About This Great Game co-founder/interviewer Ed Attanasio

Before his passing in July 2023, Ed Attanasio served as a freelance advertising and editorial writer, standup comedian, humanitarian and baseball nut. A member of SABR, Ed interviewed retired ballplayers for its Oral History Committee; nearly all of those appear in our Interviews section. In July 2004, he was awarded with SABR’s David Paulson Oral History Award. As part of therapy to recover from a mild stroke in 2008, Ed developed an unusual illustrative style that led to the creation and publishing of the book Bushers: Ballplayers Drawn From Left Field, with assistance from Eric. The life and times of Ed can be viewed here.

What was the first baseball game you ever saw?

Ed: It was in 1967 at Yankee Stadium, the Yankees vs. the Twins, I think. I remember the Yankees stunk horribly that year with an aging, hobbling Mickey Mantle and Joe Pepitone, with his ridiculous long hair and swagger. I guess at the time he was going to be the next great Bronx Bomber (laugh). We would stay after the game and hang out by the player’s parking lot and yell at them for autographs as they drove off in their Dodge Darts and Cadillacs.

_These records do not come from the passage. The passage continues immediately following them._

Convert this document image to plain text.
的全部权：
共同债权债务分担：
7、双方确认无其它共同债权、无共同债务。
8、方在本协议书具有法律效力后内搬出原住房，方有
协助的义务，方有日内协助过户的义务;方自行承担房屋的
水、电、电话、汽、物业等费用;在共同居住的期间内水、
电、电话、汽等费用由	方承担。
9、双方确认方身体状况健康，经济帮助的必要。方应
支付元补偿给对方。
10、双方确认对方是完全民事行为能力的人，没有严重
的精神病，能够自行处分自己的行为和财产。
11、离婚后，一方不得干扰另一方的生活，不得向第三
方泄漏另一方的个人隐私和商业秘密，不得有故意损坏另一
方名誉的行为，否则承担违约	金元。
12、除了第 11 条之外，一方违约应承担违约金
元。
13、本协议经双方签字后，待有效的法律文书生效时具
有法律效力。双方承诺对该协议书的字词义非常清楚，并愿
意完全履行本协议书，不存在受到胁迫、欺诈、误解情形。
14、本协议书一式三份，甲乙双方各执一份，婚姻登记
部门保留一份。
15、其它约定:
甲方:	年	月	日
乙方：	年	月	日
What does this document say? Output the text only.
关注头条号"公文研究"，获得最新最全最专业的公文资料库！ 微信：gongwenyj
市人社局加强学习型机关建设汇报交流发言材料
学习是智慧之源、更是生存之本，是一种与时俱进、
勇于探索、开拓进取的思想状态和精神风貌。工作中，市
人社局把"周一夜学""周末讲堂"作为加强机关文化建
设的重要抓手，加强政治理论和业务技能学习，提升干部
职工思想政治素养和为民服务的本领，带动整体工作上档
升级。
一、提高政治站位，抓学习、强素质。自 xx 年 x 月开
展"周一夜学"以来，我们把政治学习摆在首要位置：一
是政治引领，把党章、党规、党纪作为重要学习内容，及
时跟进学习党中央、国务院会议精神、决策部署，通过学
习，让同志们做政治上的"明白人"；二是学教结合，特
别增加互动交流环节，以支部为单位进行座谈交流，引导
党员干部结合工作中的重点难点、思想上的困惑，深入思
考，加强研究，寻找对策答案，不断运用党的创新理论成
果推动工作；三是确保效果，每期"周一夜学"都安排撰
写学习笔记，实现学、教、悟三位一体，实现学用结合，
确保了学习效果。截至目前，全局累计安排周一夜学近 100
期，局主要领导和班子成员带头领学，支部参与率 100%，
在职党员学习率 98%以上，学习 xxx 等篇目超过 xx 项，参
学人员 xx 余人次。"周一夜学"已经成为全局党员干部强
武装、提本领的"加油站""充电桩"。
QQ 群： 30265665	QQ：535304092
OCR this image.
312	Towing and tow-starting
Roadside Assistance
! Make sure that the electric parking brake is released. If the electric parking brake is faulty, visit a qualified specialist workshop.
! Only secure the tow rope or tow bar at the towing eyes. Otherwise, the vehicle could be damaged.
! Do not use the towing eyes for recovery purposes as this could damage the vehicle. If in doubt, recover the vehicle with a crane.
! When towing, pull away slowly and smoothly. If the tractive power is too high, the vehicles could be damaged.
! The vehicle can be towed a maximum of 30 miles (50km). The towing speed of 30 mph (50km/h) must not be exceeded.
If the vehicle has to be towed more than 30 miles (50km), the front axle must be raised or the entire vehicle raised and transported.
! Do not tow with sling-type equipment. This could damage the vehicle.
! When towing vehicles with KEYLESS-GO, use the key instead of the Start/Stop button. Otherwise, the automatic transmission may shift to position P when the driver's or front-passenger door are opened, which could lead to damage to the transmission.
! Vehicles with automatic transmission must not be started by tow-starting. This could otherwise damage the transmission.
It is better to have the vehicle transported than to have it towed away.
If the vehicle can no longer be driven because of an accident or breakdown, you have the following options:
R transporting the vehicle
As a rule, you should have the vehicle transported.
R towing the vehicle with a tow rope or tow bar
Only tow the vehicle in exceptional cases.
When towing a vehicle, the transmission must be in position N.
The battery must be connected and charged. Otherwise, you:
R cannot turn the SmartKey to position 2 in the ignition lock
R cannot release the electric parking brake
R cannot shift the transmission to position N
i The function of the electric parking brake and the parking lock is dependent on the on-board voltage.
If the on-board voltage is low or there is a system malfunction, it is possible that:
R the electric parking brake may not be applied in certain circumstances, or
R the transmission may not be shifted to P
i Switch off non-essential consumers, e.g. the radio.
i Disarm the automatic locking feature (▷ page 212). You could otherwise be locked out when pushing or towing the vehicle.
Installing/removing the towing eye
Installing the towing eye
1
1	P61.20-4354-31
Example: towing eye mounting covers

Eric: My first game I attended was in June 1972 at the Houston Astrodome. (The purists cringe.) The Astros lost to the New York Mets, 5-4. The nine-year old in me got a kick out of hearing the prerecorded bugle calling for the fans to yell, “Charge!” Willie Mays, 41 years young and a Met for a week after being traded by the Giants, appeared as a late-inning defensive replacement and received a standing ovation upon taking the field. My favorite memory of the game came when I shouted at Astros third baseman Doug Rader to hit a home run—and, on the very next pitch, he did just that.